Kişisel Gelişim

 

 

Aşkın Metafiziği

İhsan Ünlüer


Şairlerin müzisyenlerin tüm sanatçıların bıkmadan usanmadan dile getirdikleri bu aşk denilen yüce tutku konusunda Filozoflar küçümser davranmışlardı. Aşkın tıpkı hayaletler gibi olduğunu söyleyen Rochefoucauld eğer 20 yaşlarındayken aşk hakkında konuşsaydı böyle demeyecekti. Uğrunda ölüm bile göze alınan bu yüce tutku bir içtepi'nin ürünü bile olsa onun varlığı inkar edilebilir mi? Bu aşk tutkusu yüzünden nice tahtlar terkedilmiş, savaşlar açılmış ve tomar tomar insan aşıklar cennetine göç etmişti. Romantik çağın kurbanları vakti zamanında salgınlar halinde intihar ederek Genç Verter’in gittiği cennette buluşmuşlardı. Aşk yüzünden ölenler kadar tımarhanenin yolunu tutanlarla da doluydu romantik çağ. Romeo Jülyet adlı eserin prologunda söylediği gibi:

O ZAMANLAR DA AŞKIN HAYATTAN DAHA KIYMETLİ TUTULDUĞU GÜNLERDİ.

Tarihe mal olmuş aşkların acısını yüreğinde duymayanımız var mı? Ama gelgelelim şu ŞopenHaver (!) denilen feylesof en yücelmiş aşkların kaynağını bile cinsel içtepi’de buluyor.

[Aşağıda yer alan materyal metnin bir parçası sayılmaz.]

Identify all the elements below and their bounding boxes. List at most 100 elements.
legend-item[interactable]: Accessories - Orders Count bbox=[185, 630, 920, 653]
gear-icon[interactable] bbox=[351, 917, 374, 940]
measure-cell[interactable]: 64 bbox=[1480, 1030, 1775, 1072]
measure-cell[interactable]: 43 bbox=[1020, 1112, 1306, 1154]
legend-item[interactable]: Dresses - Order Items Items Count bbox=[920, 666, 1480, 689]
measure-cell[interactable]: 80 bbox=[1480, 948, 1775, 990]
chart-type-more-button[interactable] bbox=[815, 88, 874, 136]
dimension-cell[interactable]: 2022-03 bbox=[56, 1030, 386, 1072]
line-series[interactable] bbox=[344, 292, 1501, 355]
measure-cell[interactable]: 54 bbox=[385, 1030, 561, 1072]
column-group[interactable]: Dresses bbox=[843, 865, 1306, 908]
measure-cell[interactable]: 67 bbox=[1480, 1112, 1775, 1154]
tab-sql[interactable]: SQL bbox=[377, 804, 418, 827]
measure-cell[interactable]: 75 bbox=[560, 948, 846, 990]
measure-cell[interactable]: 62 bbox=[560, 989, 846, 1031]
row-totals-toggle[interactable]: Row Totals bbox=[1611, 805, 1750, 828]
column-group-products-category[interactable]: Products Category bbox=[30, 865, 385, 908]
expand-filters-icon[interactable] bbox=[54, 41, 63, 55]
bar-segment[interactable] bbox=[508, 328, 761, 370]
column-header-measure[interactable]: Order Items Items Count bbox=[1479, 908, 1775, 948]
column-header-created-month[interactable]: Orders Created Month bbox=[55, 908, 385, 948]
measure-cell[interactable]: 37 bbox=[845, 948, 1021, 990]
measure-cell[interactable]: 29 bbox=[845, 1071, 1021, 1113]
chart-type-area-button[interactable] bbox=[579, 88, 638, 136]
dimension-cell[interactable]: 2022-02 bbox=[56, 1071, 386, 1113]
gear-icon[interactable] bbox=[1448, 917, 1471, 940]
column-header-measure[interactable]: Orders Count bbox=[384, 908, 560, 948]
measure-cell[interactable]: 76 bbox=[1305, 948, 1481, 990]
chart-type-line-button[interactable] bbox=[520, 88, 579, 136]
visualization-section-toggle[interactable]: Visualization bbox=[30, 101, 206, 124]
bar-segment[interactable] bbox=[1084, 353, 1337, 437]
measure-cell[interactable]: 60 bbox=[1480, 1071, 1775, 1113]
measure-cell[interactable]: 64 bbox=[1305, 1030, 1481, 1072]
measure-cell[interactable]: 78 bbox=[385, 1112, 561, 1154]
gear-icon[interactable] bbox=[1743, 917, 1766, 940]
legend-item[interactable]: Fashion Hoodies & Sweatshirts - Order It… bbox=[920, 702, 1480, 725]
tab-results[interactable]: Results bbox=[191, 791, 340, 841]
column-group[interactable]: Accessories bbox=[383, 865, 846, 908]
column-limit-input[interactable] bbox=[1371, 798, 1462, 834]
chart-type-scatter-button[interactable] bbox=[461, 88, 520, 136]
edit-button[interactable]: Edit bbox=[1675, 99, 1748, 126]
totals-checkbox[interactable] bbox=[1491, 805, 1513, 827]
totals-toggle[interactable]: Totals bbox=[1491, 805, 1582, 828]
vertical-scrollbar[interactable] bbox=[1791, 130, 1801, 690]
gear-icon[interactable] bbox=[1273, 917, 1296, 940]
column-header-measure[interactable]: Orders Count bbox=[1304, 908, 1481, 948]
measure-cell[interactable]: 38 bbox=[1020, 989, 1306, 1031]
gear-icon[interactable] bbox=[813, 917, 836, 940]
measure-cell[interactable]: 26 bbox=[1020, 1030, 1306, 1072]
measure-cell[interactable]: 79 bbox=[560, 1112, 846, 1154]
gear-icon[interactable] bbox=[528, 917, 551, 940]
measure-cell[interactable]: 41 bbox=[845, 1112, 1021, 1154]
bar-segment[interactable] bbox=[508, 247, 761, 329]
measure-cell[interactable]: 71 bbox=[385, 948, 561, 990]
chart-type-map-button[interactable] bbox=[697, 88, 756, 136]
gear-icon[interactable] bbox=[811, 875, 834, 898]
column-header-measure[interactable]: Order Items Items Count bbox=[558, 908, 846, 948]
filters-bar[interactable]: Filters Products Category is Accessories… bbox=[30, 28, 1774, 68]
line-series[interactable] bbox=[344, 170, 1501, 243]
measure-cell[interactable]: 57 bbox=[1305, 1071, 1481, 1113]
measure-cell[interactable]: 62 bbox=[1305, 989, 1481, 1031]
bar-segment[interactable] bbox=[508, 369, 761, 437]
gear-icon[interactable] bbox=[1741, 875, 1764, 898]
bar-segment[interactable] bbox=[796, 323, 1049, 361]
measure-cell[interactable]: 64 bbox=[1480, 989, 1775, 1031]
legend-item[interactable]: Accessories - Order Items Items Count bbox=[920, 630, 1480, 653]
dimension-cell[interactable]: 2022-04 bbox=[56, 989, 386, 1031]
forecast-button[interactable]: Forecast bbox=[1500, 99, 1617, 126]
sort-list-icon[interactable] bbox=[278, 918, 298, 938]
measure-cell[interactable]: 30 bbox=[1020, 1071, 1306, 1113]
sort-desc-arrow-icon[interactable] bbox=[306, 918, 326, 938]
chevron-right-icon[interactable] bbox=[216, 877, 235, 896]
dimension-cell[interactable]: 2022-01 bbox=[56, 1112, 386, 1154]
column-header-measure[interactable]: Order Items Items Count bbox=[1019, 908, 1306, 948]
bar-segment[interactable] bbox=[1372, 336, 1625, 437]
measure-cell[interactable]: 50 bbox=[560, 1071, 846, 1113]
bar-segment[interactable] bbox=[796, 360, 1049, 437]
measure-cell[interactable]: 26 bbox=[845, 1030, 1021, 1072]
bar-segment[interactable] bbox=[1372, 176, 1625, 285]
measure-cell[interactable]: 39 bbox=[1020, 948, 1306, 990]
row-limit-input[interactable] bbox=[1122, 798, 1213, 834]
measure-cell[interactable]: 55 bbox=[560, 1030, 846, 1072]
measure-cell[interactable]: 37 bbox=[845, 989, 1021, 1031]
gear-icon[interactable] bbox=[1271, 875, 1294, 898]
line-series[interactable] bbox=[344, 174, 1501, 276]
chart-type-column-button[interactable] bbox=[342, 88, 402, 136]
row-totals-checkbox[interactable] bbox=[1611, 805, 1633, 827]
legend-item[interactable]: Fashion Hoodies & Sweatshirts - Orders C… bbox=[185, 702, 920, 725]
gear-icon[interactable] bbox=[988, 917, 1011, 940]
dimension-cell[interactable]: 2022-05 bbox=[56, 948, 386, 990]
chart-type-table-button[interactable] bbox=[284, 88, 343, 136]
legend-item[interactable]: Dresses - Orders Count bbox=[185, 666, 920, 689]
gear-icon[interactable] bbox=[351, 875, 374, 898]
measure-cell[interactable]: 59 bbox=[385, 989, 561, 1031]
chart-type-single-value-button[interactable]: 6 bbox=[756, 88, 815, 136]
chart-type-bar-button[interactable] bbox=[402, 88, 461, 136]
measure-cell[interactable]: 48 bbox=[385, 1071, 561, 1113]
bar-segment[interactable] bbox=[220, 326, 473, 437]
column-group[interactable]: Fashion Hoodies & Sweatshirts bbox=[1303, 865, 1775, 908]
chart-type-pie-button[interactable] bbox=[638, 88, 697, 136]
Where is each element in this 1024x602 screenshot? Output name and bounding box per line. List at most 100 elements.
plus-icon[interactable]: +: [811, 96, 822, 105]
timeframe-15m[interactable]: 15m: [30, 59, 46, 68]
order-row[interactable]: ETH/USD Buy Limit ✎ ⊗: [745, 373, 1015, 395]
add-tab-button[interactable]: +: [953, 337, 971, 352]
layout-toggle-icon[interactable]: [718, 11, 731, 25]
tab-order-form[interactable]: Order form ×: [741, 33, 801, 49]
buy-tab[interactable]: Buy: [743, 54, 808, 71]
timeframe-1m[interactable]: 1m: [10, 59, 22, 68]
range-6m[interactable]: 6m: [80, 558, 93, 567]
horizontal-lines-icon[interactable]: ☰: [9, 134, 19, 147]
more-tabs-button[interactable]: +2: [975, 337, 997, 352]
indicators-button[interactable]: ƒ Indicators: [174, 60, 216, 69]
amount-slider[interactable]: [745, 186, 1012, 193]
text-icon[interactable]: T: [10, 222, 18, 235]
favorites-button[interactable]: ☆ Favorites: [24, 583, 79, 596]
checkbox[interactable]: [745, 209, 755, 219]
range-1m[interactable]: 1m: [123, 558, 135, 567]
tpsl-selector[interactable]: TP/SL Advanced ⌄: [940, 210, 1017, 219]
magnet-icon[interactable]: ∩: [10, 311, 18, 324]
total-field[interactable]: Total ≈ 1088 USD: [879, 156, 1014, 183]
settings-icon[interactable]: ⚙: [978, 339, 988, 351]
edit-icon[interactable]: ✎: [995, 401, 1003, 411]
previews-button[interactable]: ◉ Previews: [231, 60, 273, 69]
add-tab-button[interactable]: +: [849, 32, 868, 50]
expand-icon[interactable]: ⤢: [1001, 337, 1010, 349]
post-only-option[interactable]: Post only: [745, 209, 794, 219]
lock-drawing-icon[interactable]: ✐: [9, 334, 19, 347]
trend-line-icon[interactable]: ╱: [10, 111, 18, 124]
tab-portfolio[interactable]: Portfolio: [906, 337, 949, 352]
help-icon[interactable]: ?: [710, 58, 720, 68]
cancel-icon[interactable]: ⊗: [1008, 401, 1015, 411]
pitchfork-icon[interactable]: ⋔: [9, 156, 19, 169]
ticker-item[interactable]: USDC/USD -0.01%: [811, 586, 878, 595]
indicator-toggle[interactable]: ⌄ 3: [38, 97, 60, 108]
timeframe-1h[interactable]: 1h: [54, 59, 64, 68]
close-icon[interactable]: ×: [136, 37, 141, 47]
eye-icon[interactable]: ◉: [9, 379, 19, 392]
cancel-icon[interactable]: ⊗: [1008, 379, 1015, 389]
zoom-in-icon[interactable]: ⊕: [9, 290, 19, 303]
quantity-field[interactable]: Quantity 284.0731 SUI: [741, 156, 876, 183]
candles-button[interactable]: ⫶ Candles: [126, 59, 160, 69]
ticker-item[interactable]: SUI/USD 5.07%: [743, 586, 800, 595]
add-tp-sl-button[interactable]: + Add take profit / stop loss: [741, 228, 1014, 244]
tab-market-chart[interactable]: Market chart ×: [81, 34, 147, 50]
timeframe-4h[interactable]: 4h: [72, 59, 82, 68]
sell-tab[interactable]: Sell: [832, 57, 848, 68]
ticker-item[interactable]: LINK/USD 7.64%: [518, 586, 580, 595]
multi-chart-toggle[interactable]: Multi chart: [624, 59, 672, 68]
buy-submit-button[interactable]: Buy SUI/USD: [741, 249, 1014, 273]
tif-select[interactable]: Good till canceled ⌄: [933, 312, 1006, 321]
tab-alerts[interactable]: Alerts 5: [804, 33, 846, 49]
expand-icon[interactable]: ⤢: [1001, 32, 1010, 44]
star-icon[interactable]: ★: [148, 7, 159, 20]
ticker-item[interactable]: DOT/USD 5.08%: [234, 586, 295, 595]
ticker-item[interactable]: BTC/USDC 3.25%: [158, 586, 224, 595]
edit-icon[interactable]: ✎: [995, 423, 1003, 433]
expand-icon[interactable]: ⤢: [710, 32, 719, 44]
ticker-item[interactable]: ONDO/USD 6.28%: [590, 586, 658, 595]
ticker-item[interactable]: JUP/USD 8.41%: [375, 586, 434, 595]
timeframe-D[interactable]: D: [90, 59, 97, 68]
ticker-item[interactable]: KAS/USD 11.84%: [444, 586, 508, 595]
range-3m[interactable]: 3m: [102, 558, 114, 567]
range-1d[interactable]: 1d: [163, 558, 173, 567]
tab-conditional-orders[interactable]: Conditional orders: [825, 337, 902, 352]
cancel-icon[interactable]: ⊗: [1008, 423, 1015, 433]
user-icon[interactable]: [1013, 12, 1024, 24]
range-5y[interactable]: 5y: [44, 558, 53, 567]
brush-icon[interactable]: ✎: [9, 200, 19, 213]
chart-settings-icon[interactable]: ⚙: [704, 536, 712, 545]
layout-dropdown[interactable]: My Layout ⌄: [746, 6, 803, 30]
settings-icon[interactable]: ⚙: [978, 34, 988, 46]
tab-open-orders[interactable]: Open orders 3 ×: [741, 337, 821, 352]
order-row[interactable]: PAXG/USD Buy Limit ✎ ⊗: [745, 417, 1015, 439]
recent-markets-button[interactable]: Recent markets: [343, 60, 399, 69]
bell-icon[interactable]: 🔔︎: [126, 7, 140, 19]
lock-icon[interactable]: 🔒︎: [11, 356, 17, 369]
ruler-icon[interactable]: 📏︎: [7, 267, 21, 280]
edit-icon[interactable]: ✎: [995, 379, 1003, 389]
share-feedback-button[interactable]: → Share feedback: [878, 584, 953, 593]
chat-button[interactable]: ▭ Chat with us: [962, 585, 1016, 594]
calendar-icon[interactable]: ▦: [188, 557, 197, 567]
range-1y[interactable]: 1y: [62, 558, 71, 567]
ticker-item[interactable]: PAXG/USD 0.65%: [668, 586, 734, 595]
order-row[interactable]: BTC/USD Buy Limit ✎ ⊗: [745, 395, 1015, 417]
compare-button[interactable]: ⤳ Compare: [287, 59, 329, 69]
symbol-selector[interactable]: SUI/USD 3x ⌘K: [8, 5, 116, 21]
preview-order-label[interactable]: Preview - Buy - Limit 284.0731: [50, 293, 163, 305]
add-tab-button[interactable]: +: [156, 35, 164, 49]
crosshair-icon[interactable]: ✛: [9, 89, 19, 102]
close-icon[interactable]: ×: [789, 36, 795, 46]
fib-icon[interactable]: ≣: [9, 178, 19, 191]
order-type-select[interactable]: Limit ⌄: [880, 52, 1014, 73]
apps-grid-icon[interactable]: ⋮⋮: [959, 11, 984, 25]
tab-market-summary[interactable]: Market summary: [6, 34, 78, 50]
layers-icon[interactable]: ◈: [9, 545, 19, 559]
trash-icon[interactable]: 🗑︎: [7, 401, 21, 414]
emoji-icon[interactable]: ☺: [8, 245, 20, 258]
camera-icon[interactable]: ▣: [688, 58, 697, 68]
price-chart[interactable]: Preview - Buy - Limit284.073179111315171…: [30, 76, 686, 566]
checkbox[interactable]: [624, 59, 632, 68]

Ona göre aşk en namuslu kadınların kalbine girip evler yıkan, kanlar döken, en yüce zihinleri karıştıran, üst kattaki Tanju’nun orta üç’ten belge alıp toz olmasına sebep olan bir iblisti. Kasap Rüstem’e her akşam karısına dayak attırıp sekiz çocukla dul bıraktıran, Harbi umumide Saksafonya cumhuriyetinin beş yıllık planlarını MataHari’ye deve yaptıran hep o aşk denilen şeytan değil mi? En ciddi mevkilerdeki şahsiyetlerin cüzdanlarında bir tek mektup, bir tek resim ve bir tel saç halinde yerleşip kafasını karıştıran hep o aşk denilen iblis değil mi? Ortaçağ aşk yüzünden edilen düellolarda, toprağın altını dolduran zavallı mecnunlarla doludur.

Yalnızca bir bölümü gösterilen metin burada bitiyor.